This position is posted by Jobgether on behalf of a partner company. We are currently looking for a Senior Site Reliability Engineer in EMEA.
This role offers an exciting opportunity to lead the design, deployment, and operation of complex, scalable lab environments that power hands‑on cybersecurity training and simulations. You will architect hybrid cloud and on‑premises infrastructure, including secure, high‑performance networks and lab environments that support thousands of concurrent users. This senior‑level position requires a combination of deep technical expertise, strategic leadership, and hands‑on engineering skills, enabling realistic and reliable training experiences. You will collaborate closely with platform architects, security researchers, and engineering teams to optimize performance, cost, and reliability. The role emphasizes automation, infrastructure‑as‑code, and observability, providing the chance to influence best practices across the organization while driving large‑scale infrastructure projects.
Accountabilities
- Design and architect complex global lab environments using OpenStack and hybrid cloud solutions, ensuring scalability, resilience, and security.

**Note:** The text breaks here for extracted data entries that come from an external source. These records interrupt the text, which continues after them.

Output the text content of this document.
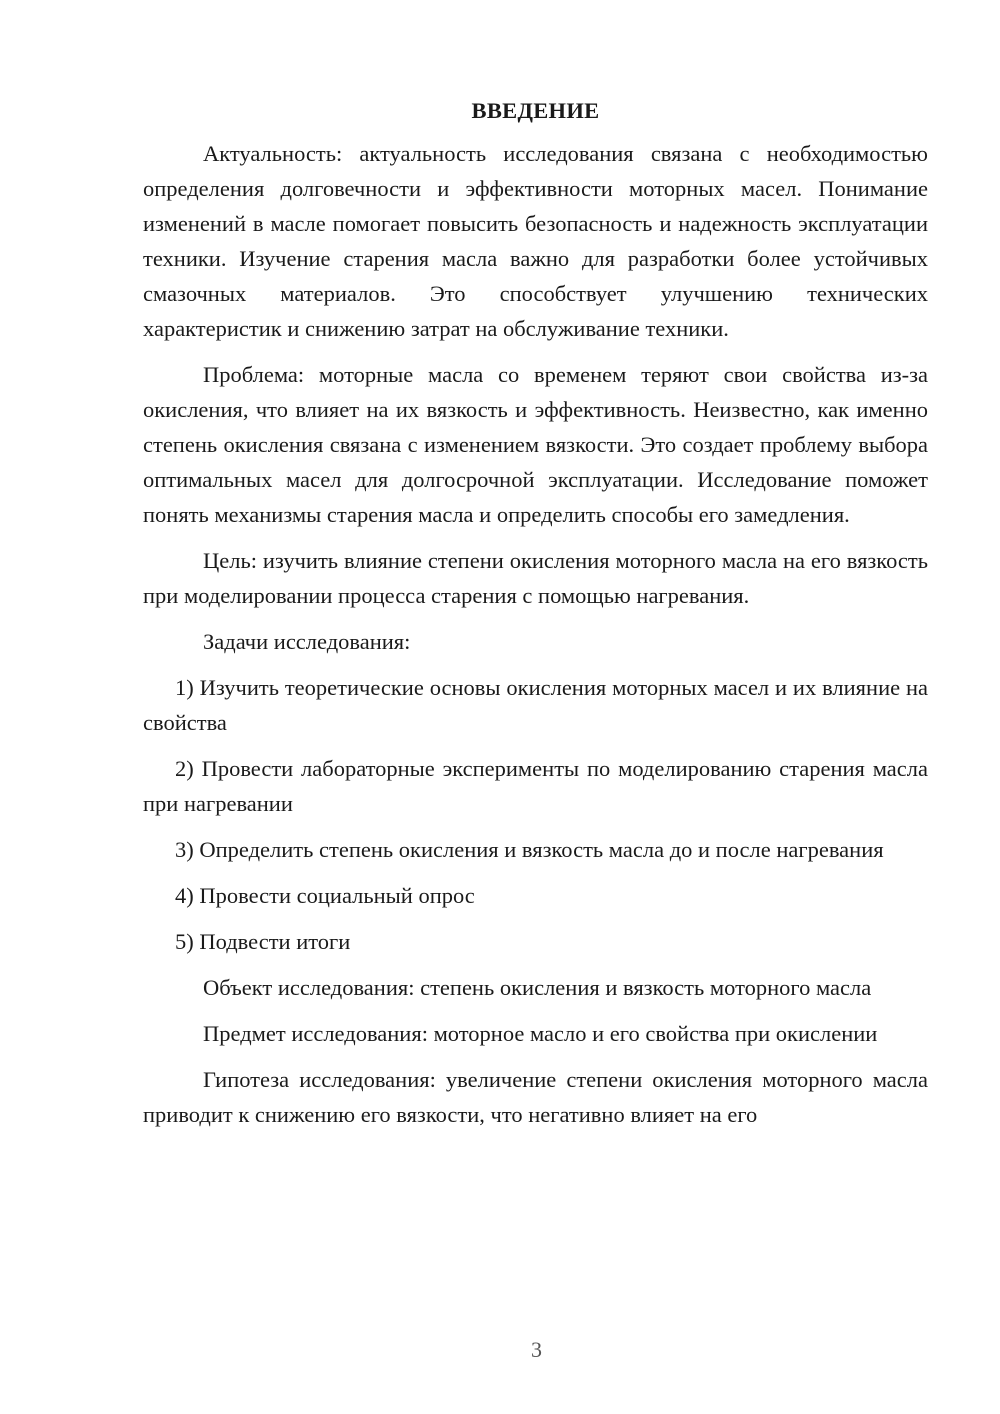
ВВЕДЕНИЕ

Актуальность: актуальность исследования связана с необходимостью определения долговечности и эффективности моторных масел. Понимание изменений в масле помогает повысить безопасность и надежность эксплуатации техники. Изучение старения масла важно для разработки более устойчивых смазочных материалов. Это способствует улучшению технических характеристик и снижению затрат на обслуживание техники.

Проблема: моторные масла со временем теряют свои свойства из-за окисления, что влияет на их вязкость и эффективность. Неизвестно, как именно степень окисления связана с изменением вязкости. Это создает проблему выбора оптимальных масел для долгосрочной эксплуатации. Исследование поможет понять механизмы старения масла и определить способы его замедления.

Цель: изучить влияние степени окисления моторного масла на его вязкость при моделировании процесса старения с помощью нагревания.

Задачи исследования:

1) Изучить теоретические основы окисления моторных масел и их влияние на свойства

2) Провести лабораторные эксперименты по моделированию старения масла при нагревании

3) Определить степень окисления и вязкость масла до и после нагревания

4) Провести социальный опрос

5) Подвести итоги

Объект исследования: степень окисления и вязкость моторного масла

Предмет исследования: моторное масло и его свойства при окислении

Гипотеза исследования: увеличение степени окисления моторного масла приводит к снижению его вязкости, что негативно влияет на его

3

- Develop and implement infrastructure standards, patterns, and best practices for lab deployment.
- Optimize lab performance and resource utilization for thousands of concurrent users, including workspace‑based and private lab sessions.

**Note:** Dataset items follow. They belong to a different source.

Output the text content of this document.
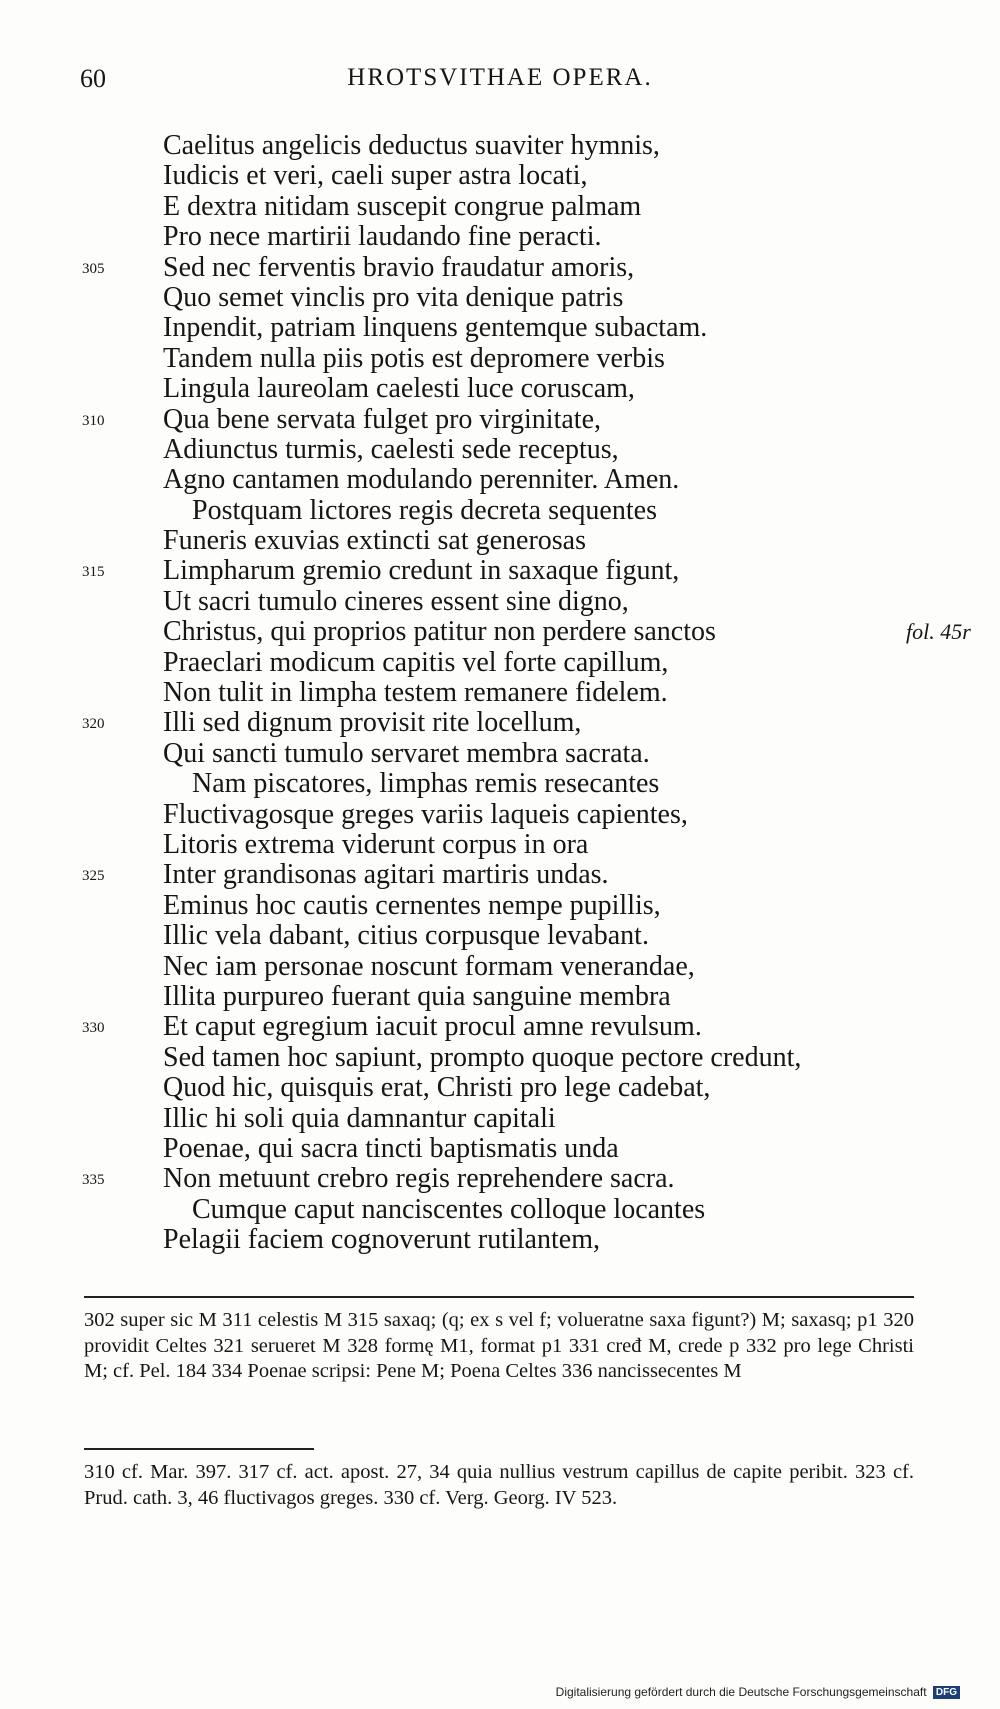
60	HROTSVITHAE OPERA.
Caelitus angelicis deductus suaviter hymnis,
Iudicis et veri, caeli super astra locati,
E dextra nitidam suscepit congrue palmam
Pro nece martirii laudando fine peracti.
305 Sed nec ferventis bravio fraudatur amoris,
Quo semet vinclis pro vita denique patris
Inpendit, patriam linquens gentemque subactam.
Tandem nulla piis potis est depromere verbis
Lingula laureolam caelesti luce coruscam,
310 Qua bene servata fulget pro virginitate,
Adiunctus turmis, caelesti sede receptus,
Agno cantamen modulando perenniter. Amen.
Postquam lictores regis decreta sequentes
Funeris exuvias extincti sat generosas
315 Limpharum gremio credunt in saxaque figunt,
Ut sacri tumulo cineres essent sine digno,
Christus, qui proprios patitur non perdere sanctos	fol. 45r
Praeclari modicum capitis vel forte capillum,
Non tulit in limpha testem remanere fidelem.
320 Illi sed dignum provisit rite locellum,
Qui sancti tumulo servaret membra sacrata.
Nam piscatores, limphas remis resecantes
Fluctivagosque greges variis laqueis capientes,
Litoris extrema viderunt corpus in ora
325 Inter grandisonas agitari martiris undas.
Eminus hoc cautis cernentes nempe pupillis,
Illic vela dabant, citius corpusque levabant.
Nec iam personae noscunt formam venerandae,
Illita purpureo fuerant quia sanguine membra
330 Et caput egregium iacuit procul amne revulsum.
Sed tamen hoc sapiunt, prompto quoque pectore credunt,
Quod hic, quisquis erat, Christi pro lege cadebat,
Illic hi soli quia damnantur capitali
Poenae, qui sacra tincti baptismatis unda
335 Non metuunt crebro regis reprehendere sacra.
Cumque caput nanciscentes colloque locantes
Pelagii faciem cognoverunt rutilantem,

302 super sic M 311 celestis M 315 saxaq; (q; ex s vel f; volueratne saxa figunt?) M; saxasq; p1 320 providit Celtes 321 serueret M 328 formę M1, format p1 331 cređ M, crede p 332 pro lege Christi M; cf. Pel. 184 334 Poenae scripsi: Pene M; Poena Celtes 336 nancissecentes M

310 cf. Mar. 397. 317 cf. act. apost. 27, 34 quia nullius vestrum capillus de capite peribit. 323 cf. Prud. cath. 3, 46 fluctivagos greges. 330 cf. Verg. Georg. IV 523.

Digitalisierung gefördert durch die Deutsche Forschungsgemeinschaft DFG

- Lead infrastructure migrations, cost optimization initiatives, and high‑availability implementations.
- Implement automation using Infrastructure‑as‑Code tools (Terraform, Ansible) and create self‑service capabilities for teams.
- Establish observability, monitoring, logging, and disaster recovery procedures to maintain uptime and performance.
- Design network architectures, including VPNs, VLANs, software‑defined networking, and security controls appropriate for vulnerable lab environments.
- Collaborate with cross‑functional teams, provide mentorship, and contribute to architectural reviews and process improvements.
Requirements
- 4+ years of experience in SRE, Site Reliability Engineering, or Infrastructure Architecture roles.
- 2+ years in a senior or lead technical role with architectural responsibilities.
- Production experience with OpenStack and hybrid cloud platforms (AWS, Azure, GCP).
- Advanced knowledge of Linux and Windows Server environments.
- Expertise in networking, including TCP/IP, routing protocols, VPNs, firewalls, and network security.
- Proficiency in Infrastructure‑as‑Code tools (Terraform, CloudFormation, ARM templates) and configuration management.
- Experience with containerization and orchestration (Docker, Kubernetes).
- Proven track record in large‑scale distributed systems design, high availability, disaster recovery, and cost optimization.
- Strong strategic thinking, analytical problem‑solving, and proactive approach to infrastructure challenges.
- Excellent communication and leadership skills, with experience mentoring engineers and driving technical standards adoption.
- Background in cybersecurity, penetration testing, or vulnerability research environments is a plus.
Benefits
- Competitive compensation and flexible work arrangements.
- Fully remote work with flexible hours.
- Opportunity to work on large‑scale, high‑impact cybersecurity lab environments.
- Professional development and training opportunities.
- Dynamic and inclusive global team environment.
- Paid time off and home office support.